[파이썬] seaborn 박스 플롯(Box plot)

In data analysis and visualization, box plots provide a concise summary of the distribution of a dataset. They display the minimum, first quartile, median, third quartile, and maximum values of a dataset, as well as any potential outliers.

In this blog post, we will explore how to create box plots using the Python data visualization library, Seaborn.

Installation

Before we begin, let’s make sure that Seaborn is installed. Open your terminal and run the following command:

pip install seaborn

Importing Seaborn

Once Seaborn is installed, we can import it into our Python script or notebook using the import statement:

import seaborn as sns

Loading the Data

Let’s assume we have a dataset that we want to visualize using a box plot. We will load the data into a Pandas DataFrame. For this example, we will use the famous Iris dataset:

import seaborn as sns
import pandas as pd

# Load the Iris dataset from Seaborn
iris = sns.load_dataset("iris")

Creating a Box Plot

To create a box plot using Seaborn, we can use the boxplot function.

import seaborn as sns

# Create a box plot using Seaborn
sns.boxplot(x="species", y="sepal_width", data=iris)

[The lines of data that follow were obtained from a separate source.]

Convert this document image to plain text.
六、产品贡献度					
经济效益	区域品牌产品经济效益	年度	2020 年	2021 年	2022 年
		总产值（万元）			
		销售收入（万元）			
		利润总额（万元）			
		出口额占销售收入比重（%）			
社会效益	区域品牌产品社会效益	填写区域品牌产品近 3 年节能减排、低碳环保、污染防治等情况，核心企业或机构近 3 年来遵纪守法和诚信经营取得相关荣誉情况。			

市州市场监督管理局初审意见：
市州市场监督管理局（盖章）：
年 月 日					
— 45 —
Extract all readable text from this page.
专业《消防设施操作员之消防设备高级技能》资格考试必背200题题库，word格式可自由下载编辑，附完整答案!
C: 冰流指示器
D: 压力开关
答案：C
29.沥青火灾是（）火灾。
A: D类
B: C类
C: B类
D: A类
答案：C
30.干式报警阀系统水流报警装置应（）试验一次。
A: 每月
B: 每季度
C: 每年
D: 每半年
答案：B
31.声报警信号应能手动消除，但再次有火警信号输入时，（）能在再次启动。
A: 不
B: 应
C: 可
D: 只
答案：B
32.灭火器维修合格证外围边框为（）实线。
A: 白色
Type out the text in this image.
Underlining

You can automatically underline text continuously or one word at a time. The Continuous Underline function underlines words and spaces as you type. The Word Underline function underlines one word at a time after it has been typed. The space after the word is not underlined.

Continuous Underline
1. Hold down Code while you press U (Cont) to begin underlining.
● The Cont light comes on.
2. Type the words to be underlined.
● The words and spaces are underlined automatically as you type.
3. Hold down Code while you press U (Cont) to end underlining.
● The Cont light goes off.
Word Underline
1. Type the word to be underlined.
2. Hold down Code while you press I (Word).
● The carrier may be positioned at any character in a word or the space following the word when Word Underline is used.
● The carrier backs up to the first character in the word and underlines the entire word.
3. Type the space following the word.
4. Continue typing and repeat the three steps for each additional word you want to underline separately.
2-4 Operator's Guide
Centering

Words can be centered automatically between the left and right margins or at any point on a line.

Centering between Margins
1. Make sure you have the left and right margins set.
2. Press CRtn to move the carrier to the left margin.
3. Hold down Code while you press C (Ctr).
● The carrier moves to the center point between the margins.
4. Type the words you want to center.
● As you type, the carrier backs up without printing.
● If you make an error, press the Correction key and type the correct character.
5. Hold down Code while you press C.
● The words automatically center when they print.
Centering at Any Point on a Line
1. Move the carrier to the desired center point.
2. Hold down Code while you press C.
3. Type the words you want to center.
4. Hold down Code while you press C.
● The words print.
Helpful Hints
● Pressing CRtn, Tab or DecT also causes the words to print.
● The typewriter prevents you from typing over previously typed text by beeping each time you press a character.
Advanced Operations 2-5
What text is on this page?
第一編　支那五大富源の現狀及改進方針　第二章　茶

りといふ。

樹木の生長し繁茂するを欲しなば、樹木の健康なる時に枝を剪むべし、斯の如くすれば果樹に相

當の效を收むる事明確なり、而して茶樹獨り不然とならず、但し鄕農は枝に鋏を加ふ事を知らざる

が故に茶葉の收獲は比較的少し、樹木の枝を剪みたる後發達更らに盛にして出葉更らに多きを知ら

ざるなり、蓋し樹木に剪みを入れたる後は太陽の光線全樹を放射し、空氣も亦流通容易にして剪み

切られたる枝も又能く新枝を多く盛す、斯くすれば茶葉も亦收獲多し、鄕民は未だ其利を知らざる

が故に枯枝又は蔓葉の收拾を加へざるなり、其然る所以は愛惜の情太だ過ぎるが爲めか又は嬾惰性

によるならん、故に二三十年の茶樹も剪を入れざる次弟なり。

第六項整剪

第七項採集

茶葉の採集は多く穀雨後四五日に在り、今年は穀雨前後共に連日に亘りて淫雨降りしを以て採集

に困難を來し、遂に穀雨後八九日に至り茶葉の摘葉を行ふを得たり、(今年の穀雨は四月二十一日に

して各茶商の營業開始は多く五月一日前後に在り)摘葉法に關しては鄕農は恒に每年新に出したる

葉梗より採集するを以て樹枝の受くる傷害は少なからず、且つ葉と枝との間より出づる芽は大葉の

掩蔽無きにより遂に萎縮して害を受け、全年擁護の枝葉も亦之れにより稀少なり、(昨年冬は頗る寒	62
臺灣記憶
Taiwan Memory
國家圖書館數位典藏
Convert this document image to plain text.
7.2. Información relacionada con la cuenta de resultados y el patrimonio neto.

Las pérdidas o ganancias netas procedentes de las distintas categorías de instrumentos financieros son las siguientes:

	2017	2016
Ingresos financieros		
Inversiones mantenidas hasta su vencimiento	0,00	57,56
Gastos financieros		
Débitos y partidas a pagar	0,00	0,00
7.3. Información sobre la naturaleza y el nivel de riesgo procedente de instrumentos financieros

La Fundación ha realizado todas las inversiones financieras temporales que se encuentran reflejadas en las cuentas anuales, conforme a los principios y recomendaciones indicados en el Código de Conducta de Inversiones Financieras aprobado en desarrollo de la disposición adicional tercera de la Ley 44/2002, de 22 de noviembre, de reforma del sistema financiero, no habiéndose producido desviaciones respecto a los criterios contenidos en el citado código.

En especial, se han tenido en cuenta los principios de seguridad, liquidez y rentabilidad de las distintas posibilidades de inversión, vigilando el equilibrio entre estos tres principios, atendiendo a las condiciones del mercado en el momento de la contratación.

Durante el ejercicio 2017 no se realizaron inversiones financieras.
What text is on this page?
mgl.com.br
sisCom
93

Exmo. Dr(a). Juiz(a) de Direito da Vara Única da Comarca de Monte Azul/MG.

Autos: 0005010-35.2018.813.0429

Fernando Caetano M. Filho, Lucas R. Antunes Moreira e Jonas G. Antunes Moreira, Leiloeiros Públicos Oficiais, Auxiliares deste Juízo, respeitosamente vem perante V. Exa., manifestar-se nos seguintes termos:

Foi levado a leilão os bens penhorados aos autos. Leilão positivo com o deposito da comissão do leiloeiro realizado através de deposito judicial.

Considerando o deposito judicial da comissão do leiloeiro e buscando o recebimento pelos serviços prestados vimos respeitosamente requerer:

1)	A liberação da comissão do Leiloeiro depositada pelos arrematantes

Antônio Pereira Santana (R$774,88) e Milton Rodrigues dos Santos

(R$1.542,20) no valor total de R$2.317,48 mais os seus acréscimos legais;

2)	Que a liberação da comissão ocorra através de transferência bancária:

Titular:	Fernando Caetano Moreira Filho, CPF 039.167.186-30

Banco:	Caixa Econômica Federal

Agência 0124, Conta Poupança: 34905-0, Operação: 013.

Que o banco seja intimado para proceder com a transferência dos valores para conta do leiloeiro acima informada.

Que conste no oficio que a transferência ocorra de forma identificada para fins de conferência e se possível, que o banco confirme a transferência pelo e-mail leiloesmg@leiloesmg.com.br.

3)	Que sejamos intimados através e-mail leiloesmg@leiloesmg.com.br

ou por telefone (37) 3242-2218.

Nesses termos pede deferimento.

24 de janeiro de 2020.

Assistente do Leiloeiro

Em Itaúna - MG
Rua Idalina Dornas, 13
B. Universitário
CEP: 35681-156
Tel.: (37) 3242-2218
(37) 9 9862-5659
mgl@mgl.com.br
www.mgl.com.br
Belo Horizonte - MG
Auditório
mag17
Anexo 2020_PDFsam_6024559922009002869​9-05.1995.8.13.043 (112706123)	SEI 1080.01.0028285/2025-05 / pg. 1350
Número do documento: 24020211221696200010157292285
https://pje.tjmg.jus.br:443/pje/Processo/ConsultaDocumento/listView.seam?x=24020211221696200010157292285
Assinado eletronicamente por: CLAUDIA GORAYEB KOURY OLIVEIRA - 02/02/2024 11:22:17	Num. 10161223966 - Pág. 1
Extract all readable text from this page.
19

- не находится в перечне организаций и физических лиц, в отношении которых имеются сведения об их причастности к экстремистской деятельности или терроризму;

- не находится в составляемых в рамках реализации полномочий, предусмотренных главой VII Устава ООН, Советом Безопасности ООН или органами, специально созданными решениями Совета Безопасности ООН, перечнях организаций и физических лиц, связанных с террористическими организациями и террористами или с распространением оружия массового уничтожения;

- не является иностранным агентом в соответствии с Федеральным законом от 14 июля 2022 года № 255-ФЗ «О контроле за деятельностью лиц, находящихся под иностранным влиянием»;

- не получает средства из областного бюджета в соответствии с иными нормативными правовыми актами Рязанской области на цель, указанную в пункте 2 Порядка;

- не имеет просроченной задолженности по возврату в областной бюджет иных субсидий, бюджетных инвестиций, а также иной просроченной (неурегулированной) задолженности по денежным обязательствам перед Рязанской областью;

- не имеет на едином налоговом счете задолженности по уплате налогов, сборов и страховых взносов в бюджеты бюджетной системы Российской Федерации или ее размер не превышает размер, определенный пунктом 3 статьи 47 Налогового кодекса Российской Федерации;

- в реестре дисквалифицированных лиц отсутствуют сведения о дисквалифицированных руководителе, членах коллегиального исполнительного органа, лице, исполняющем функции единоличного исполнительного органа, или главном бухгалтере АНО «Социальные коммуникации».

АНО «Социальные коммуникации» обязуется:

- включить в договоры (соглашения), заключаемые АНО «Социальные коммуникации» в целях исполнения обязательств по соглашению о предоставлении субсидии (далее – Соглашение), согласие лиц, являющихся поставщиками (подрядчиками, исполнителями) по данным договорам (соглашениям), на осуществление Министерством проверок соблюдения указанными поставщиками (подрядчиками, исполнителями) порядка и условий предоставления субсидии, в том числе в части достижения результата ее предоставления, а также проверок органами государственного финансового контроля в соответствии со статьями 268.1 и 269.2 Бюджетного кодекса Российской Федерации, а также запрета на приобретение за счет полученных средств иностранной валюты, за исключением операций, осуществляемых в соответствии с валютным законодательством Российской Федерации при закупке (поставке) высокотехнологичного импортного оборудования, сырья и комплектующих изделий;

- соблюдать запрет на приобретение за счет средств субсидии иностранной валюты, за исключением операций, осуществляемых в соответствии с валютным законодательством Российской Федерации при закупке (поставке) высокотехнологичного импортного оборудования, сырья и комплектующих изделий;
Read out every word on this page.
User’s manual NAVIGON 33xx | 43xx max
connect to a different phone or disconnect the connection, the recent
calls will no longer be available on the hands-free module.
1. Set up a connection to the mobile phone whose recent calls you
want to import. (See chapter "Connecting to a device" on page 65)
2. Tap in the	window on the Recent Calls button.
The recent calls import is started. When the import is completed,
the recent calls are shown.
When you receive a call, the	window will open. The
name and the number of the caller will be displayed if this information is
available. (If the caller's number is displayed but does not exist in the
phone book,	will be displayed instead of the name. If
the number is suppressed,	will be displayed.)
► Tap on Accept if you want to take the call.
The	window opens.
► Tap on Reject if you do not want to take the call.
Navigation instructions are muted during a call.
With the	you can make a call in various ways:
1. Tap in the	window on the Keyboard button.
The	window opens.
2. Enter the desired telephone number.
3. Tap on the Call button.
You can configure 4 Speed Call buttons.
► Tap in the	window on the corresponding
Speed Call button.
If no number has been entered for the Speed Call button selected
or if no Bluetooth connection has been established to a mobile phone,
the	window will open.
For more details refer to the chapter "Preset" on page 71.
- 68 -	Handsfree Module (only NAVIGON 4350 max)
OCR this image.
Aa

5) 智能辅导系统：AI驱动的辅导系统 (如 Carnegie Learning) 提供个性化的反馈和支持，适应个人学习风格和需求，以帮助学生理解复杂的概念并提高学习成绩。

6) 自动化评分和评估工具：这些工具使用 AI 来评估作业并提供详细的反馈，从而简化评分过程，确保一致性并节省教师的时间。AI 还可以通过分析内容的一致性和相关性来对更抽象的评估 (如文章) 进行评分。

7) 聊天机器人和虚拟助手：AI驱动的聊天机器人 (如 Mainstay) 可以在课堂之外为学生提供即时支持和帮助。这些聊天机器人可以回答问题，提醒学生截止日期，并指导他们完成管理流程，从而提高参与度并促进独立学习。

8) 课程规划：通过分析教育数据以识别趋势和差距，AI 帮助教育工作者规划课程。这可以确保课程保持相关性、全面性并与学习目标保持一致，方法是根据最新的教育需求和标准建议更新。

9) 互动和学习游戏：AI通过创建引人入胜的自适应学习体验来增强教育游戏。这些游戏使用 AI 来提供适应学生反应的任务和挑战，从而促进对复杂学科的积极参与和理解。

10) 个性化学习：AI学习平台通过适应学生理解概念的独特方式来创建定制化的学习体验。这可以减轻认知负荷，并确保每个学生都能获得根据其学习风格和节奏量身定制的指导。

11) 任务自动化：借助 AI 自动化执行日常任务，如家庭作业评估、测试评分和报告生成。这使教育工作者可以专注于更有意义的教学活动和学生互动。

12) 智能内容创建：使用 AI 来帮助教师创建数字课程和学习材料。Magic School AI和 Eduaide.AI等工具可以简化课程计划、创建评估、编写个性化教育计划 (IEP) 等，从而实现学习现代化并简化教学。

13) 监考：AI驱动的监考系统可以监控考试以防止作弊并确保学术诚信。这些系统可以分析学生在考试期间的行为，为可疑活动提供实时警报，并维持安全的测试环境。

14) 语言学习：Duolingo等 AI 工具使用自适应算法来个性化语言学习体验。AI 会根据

In the above example, we are creating a box plot of the sepal width variable in the Iris dataset, grouped by the species.

Customizing the Box Plot

Seaborn provides a variety of options to customize the appearance of box plots. Here are a few examples:

Changing the Color Palette

You can change the color palette of the box plot using the palette parameter. Seaborn provides several built-in color palettes, such as “deep”, “muted”, “bright”, and “pastel”.

import seaborn as sns

# Create a box plot with a custom color palette
sns.boxplot(x="species", y="sepal_width", data=iris, palette="pastel")

Removing Outliers

By default, box plots show individual data points that are considered outliers. You can remove these outliers by setting the showfliers parameter to False.

import seaborn as sns

# Create a box plot without outliers
sns.boxplot(x="species", y="sepal_width", data=iris, showfliers=False)

Adding a Title and Labels

You can add a title and labels to your box plot using the title, xlabel, and ylabel parameters.

import seaborn as sns

# Create a box plot with a title and labels
sns.boxplot(x="species", y="sepal_width", data=iris)
plt.title("Box Plot of Sepal Width by Species")
plt.xlabel("Species")
plt.ylabel("Sepal Width")

Conclusion

Box plots are powerful tools for visualizing the distribution of a dataset. With Seaborn, creating box plots in Python is straightforward and customizable. By utilizing Seaborn’s variety of options, you can create informative and visually appealing box plots for your data analysis tasks.

Please refer to the Seaborn documentation for more details on customizations and advanced usage.

Happy coding with Seaborn box plots!